Later stories would attempt to shift her "Black Widow" name from that of a former spy to the more contemporary association of the phrase with a woman who exploits her relationships with males to their detriment or even death. In Natasha's case, she begins to associate her name with a curse, following a story when she becomes involved with a kid who'd become involved in a crime ring and had attempted suicide. (After he's saved and is brought to the Widow's penthouse by Ivan--and yes, in the Rolls--the boy's reaction probably mirrors that of readers who have been trying to get a handle on the Widow thus far: "I can't figure why an uptown queen like you cares if I swan-dive off a bridge or not." Indeed.) When the mobsters he'd become involved with come looking for him, resulting in a fight where the Widow is stunned and is about to be tossed over her building ledge, the kid's selfless act to save her results in tragedy:

From that point, the running theme in these Black Widow stories is much the same: Must those who cross her path find death?
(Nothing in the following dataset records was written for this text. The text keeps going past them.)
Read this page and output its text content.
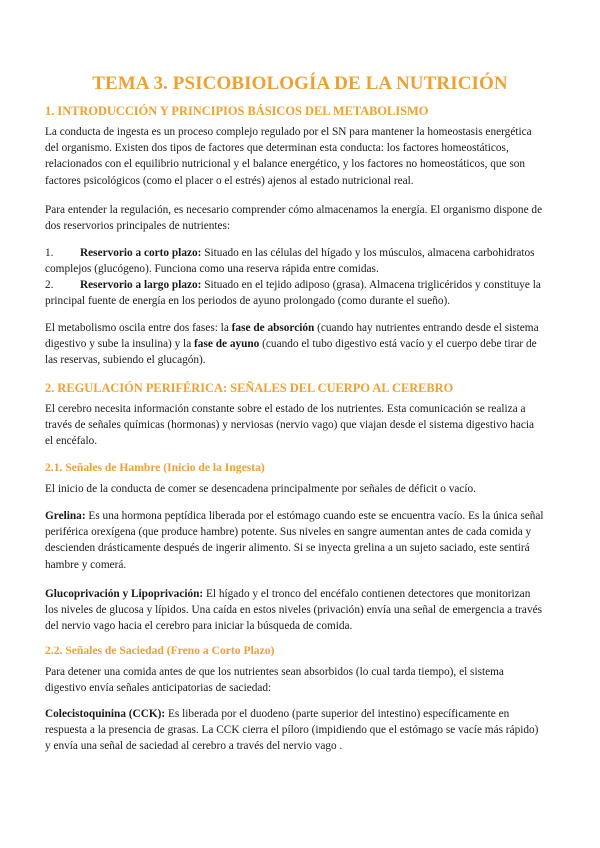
TEMA 3. PSICOBIOLOGÍA DE LA NUTRICIÓN
1. INTRODUCCIÓN Y PRINCIPIOS BÁSICOS DEL METABOLISMO

La conducta de ingesta es un proceso complejo regulado por el SN para mantener la homeostasis energética del organismo. Existen dos tipos de factores que determinan esta conducta: los factores homeostáticos, relacionados con el equilibrio nutricional y el balance energético, y los factores no homeostáticos, que son factores psicológicos (como el placer o el estrés) ajenos al estado nutricional real.

Para entender la regulación, es necesario comprender cómo almacenamos la energía. El organismo dispone de dos reservorios principales de nutrientes:

1. Reservorio a corto plazo: Situado en las células del hígado y los músculos, almacena carbohidratos complejos (glucógeno). Funciona como una reserva rápida entre comidas.
2. Reservorio a largo plazo: Situado en el tejido adiposo (grasa). Almacena triglicéridos y constituye la principal fuente de energía en los periodos de ayuno prolongado (como durante el sueño).

El metabolismo oscila entre dos fases: la fase de absorción (cuando hay nutrientes entrando desde el sistema digestivo y sube la insulina) y la fase de ayuno (cuando el tubo digestivo está vacío y el cuerpo debe tirar de las reservas, subiendo el glucagón).

2. REGULACIÓN PERIFÉRICA: SEÑALES DEL CUERPO AL CEREBRO

El cerebro necesita información constante sobre el estado de los nutrientes. Esta comunicación se realiza a través de señales químicas (hormonas) y nerviosas (nervio vago) que viajan desde el sistema digestivo hacia el encéfalo.

2.1. Señales de Hambre (Inicio de la Ingesta)

El inicio de la conducta de comer se desencadena principalmente por señales de déficit o vacío.

Grelina: Es una hormona peptídica liberada por el estómago cuando este se encuentra vacío. Es la única señal periférica orexígena (que produce hambre) potente. Sus niveles en sangre aumentan antes de cada comida y descienden drásticamente después de ingerir alimento. Si se inyecta grelina a un sujeto saciado, este sentirá hambre y comerá.

Glucoprivación y Lipoprivación: El hígado y el tronco del encéfalo contienen detectores que monitorizan los niveles de glucosa y lípidos. Una caída en estos niveles (privación) envía una señal de emergencia a través del nervio vago hacia el cerebro para iniciar la búsqueda de comida.

2.2. Señales de Saciedad (Freno a Corto Plazo)

Para detener una comida antes de que los nutrientes sean absorbidos (lo cual tarda tiempo), el sistema digestivo envía señales anticipatorias de saciedad:

Colecistoquinina (CCK): Es liberada por el duodeno (parte superior del intestino) específicamente en respuesta a la presencia de grasas. La CCK cierra el píloro (impidiendo que el estómago se vacíe más rápido) y envía una señal de saciedad al cerebro a través del nervio vago .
Had Natasha's history been far less involved and her self-awareness far less developed, such a pessimistic outlook on her new career might have been possible; but for the Black Widow, someone who's been able to put both risk and death in cold perspective during her career, she doesn't seem like the type to be rattled by tragedy or self-doubt, and certainly not to the point of preoccupation which hovers like a cloud over practically every case she takes:

Once her stint in Amazing Adventures ended, Natasha would find herself quickly folded into the Daredevil book, which she would eventually co-headline. With the first issue sporting a title like "And Death Is A Woman Called Widow," you can assume correctly that Gerry Conway had not left behind the Widow's concern that her life was akin to a curse for those she became involved with--though since she ended up saving Daredevil's life with that first appearance, perhaps the Black Widow could return to making things tough for her opponents, rather than for herself.

Artist Bill Everett's pin-up of the Black Widow from Daredevil #81!


B Smith said...

It was only after I started reading her in the early 80s that it occurred to me that someone at Marvel might have been a Modesty Blaise fan, and that the Spider-Man #86 "revamp" might have been inspired by O'Donnell's character.

Natasha is an heiress, Modesty a former crime gang leader = both are independently wealthy. Natasha is Russian, Modesty is undetermined but Middle-Eastern European = exotic origins. Natasha has Ivan (quotes old Hollywood movies), Modesty has Willie (quotes psalms) - of course the younger woman/older male "mentor" motif goes way back.

Thankfully they dropped that whole "Widow's curse" thing once she hooked up with Daredevil. Eleven-year-old me was quite impressed with her at that stage - she seemed to act like I imagined a mature world-weary superfemme might; there was a touch of Emma Peel to her as well.

I haven't actually read any of her exploits since her Daredevil period, and have been slightly disappointed to see her waving guns everywhere and forgetting to zip her costume right up, but I guess they're not writing/drawing her for me these days...oh well, we'll always have San Francisco.

Oh, and Bill Everett was born to ink her...her rendering in Daredevil #83 (pencilled by Alan Weiss) definitely made me feel a bit funny in ways I didn't understand at the time :-)

Comicsfan said...

B, those are some excellent points regarding Natasha and Modesty Blaise. I'm only vaguely familiar with the character--but from what I understand, Modesty also lived in a penthouse and found her boredom of living a wealthy lifestyle alleviated by adventure, just like Natasha in these stories. You indeed may be onto something, I think.